The shop sold and delivered gingerbread and other biscuits and cakes, all made by hand. Authentic taste and smell was a point of difference - hence why he prefers to use only New Zealand butter.
“There are fake butters, but they have a different texture and taste. People notice it. You have to have taste as your point of difference and you don’t want to compromise that,” he said.
“It reminds people of home, or of their Nana.”
Hickmott, 29, said when he first opened the bakery, he was paying $2.49 for 500g of butter. He was able to pay the bills and the wages of two fulltime employees when butter was priced around $6 a block.
“But this is crazy. It’s like yellow gold,” he said.
In recent weeks some supermarkets have put a limit on the amount of butter per customer, in some stores it was a maximum of four blocks each.
Hickmott said he needed between 60 and 80 blocks of butter each day. During the busy Christmas period, he might use 100 blocks.
Hickmott started baking as a youngster, selling batches of biscuits on the side of the road in Featherston St. He would share some of the profit to his mother so she could buy more ingredients.
He left school at 14 to work at local supermarket, but continued baking at home. Acting on the suggestion of his late grandfather, he opened the Master of Gingerbread bakery in 2019.
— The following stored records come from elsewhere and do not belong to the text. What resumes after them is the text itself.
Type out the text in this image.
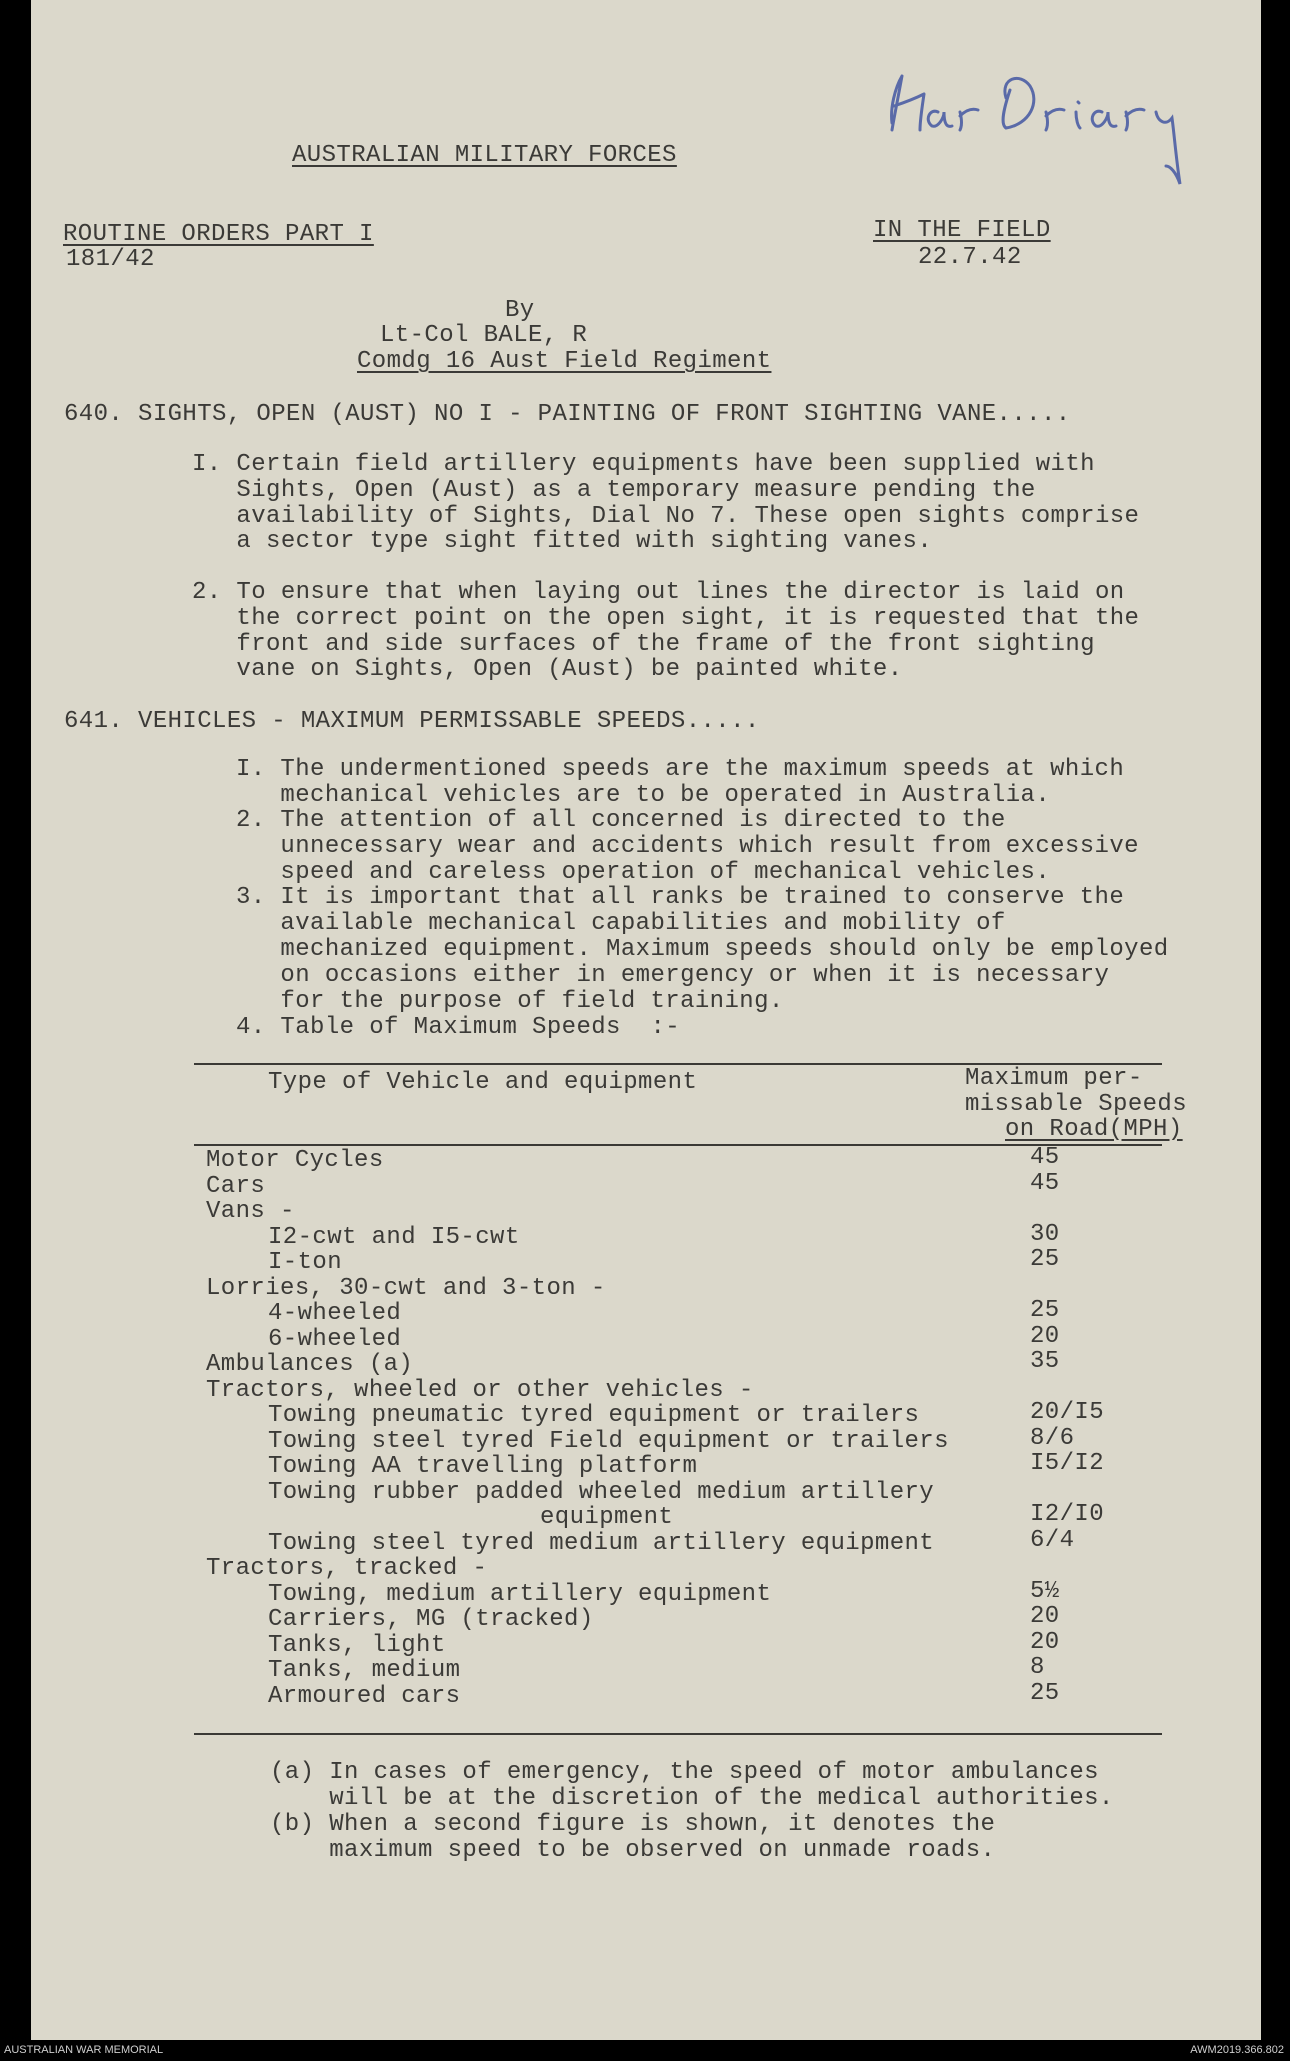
AUSTRALIAN MILITARY FORCES
ROUTINE ORDERS PART I
181/42
IN THE FIELD
22.7.42
By
Lt-Col BALE, R
Comdg 16 Aust Field Regiment
640. SIGHTS, OPEN (AUST) NO I - PAINTING OF FRONT SIGHTING VANE.....
I. Certain field artillery equipments have been supplied with
Sights, Open (Aust) as a temporary measure pending the
availability of Sights, Dial No 7. These open sights comprise
a sector type sight fitted with sighting vanes.
2. To ensure that when laying out lines the director is laid on
the correct point on the open sight, it is requested that the
front and side surfaces of the frame of the front sighting
vane on Sights, Open (Aust) be painted white.
641. VEHICLES - MAXIMUM PERMISSABLE SPEEDS.....
I. The undermentioned speeds are the maximum speeds at which
mechanical vehicles are to be operated in Australia.
2. The attention of all concerned is directed to the
unnecessary wear and accidents which result from excessive
speed and careless operation of mechanical vehicles.
3. It is important that all ranks be trained to conserve the
available mechanical capabilities and mobility of
mechanized equipment. Maximum speeds should only be employed
on occasions either in emergency or when it is necessary
for the purpose of field training.
4. Table of Maximum Speeds  :-
Type of Vehicle and equipment	Maximum per-
missable Speeds
on Road(MPH)
Motor Cycles	45
Cars	45
Vans -
I2-cwt and I5-cwt	30
I-ton	25
Lorries, 30-cwt and 3-ton -
4-wheeled	25
6-wheeled	20
Ambulances (a)	35
Tractors, wheeled or other vehicles -
Towing pneumatic tyred equipment or trailers	20/I5
Towing steel tyred Field equipment or trailers	8/6
Towing AA travelling platform	I5/I2
Towing rubber padded wheeled medium artillery
equipment	I2/I0
Towing steel tyred medium artillery equipment	6/4
Tractors, tracked -
Towing, medium artillery equipment	5½
Carriers, MG (tracked)	20
Tanks, light	20
Tanks, medium	8
Armoured cars	25
(a) In cases of emergency, the speed of motor ambulances
will be at the discretion of the medical authorities.
(b) When a second figure is shown, it denotes the
maximum speed to be observed on unmade roads.
AUSTRALIAN WAR MEMORIAL	AWM2019.366.802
New Zealand’s dairy herd produced about 286,000 tonnes of butter in 2023 according to the Dairy Companies Association of New Zealand (DCANZ), with 266,000 tonnes of that then exported.
That left behind about 4kg of butter per person each year - around 8 blocks.
Prices increased 5.5% at a Global Dairy Trade auction across the board early last week - the largest percentage increase since March 2021. It was good news for farmers, as the price of whole milk powder increased by 7.2%.
Fonterra consumer sales director Guy Blaikie said it worked closely with its New Zealand customers to ensure demand was met.
“As milk supply is seasonal, with less milk produced in winter months, we work closely with out cusrtomers on their predicted levels of demand, and then meet their forecasted needs,” he said.
“In many cases, our customers build up stock levels over the winter months to have adequate supply for their consumers.
Supermarkets source their butter from different dairy processors. Global butter prices have increased over the past six months due to tight butter availability.”
Hickmott however is hoping for a price decrease for butter sooner, rather than later. In the meantime, he’s still baking, and still driving around the district hunting down that “yellow gold”.